Women of Troy won’t overlook Bruins

The No. 9 USC women’s swimming and diving team looks to regain momentum against rival UCLA on Saturday in its last dual meet of the season.

Since easing past UC Santa Barbara in early January, USC (10-2, 3-2) has been swimming upstream in conference meets, splitting a tough double header against top-5 teams two weeks ago with an upset win at No. 5 California and a loss to No. 4 Stanford the following day. Now the Women of Troy face a competitive UCLA squad (5-3, 2-3) led by school 100-meter and 200-meter breaststroke record holder Brittany Beauchan.

“UCLA is pretty strong in the breaststroke event — they have a girl there that’s one of the top in the country,” USC coach Dave Salo said of Beauchan. “They have some bits and pieces that make them pretty strong, and this dual meet always brings out the best in both teams.

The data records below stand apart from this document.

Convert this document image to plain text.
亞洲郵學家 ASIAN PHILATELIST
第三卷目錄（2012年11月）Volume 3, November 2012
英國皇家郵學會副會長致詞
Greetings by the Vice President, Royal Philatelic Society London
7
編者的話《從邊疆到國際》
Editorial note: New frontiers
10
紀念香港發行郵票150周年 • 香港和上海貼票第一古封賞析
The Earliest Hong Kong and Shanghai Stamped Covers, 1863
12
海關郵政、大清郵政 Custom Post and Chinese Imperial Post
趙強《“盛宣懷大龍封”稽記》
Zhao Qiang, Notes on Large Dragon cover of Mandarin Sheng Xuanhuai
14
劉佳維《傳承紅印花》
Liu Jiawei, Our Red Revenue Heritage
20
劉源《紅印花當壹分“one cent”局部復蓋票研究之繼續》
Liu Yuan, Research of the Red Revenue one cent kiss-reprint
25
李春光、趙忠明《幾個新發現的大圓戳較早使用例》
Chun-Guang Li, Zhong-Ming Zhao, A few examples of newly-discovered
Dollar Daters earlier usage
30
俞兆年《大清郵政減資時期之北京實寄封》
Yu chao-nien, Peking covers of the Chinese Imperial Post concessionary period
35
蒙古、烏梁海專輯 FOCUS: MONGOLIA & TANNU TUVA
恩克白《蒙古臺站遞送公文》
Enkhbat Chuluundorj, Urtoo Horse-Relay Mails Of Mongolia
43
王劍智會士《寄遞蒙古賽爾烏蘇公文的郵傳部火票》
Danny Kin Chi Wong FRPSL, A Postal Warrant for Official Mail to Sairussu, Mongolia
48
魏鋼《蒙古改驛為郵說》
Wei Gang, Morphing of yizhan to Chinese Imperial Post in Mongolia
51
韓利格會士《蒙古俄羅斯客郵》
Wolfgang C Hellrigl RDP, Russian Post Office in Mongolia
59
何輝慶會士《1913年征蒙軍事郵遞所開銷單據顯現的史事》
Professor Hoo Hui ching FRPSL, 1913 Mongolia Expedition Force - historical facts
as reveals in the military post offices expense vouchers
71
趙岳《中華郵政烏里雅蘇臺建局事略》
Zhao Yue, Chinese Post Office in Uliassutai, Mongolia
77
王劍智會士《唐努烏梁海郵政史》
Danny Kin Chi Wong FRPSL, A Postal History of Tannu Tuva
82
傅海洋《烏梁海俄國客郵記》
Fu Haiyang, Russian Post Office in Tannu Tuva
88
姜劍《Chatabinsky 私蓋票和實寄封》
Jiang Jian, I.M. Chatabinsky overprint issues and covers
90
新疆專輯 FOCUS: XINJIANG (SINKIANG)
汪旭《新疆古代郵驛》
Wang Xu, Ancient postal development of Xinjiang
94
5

You can’t count them out.”

USC will need another strong effort from several top swimmers this weekend before the Pac-10 championships begin Feb. 24.

Sophomore Katinka Hosszu and junior Lyndsay DePaul dominated at the Southern California Swimming Grand Prix at Belmont Plaza last week, finishing 1-2 respectively in the 200-yard fly with times of 1:53.99 and 1:55.45. Freshman Yumi So also swam well, taking fourth with a season-best and NCAA ‘B’ cut 1:58.88.

Junior Presley Bard, an Indiana transfer who became eligible earlier this month, continued to impress, taking fifth in both the 100-yard free (49.44) and the 200-yard back (1:56.75), while freshman diver Ariel Rittenhouse won the 3-meter springboard at the UCLA Diving Invite in Westwood with 342.40 points.

With so many standout individuals, the challenge for USC might be focusing on team goals this Saturday and in the postseason.

“We should do pretty well at the NCAA Championships if they stay together,” Salo said. “If they start branching off as individuals, I think we suffer the consequences of that. They need to rely on each other.”

The good news for the Women of Troy is that, for the first time in nearly a month, they face a team not ranked in the top 5 in the nation. The unranked Bruins swam like anchors in their past two dual meets, losing to Stanford and Cal by a combined 82 points, and have yet to beat a ranked opponent.

Then again, this is rivalry week, and, as Salo knows, that can change everything.

“When we go to the UCLA meet, everyone steps up their game,” Salo said. “It’s no different than the basketball team or the football team. It’s UCLA. We want to crush the Bruins. It makes for a real exciting meet.”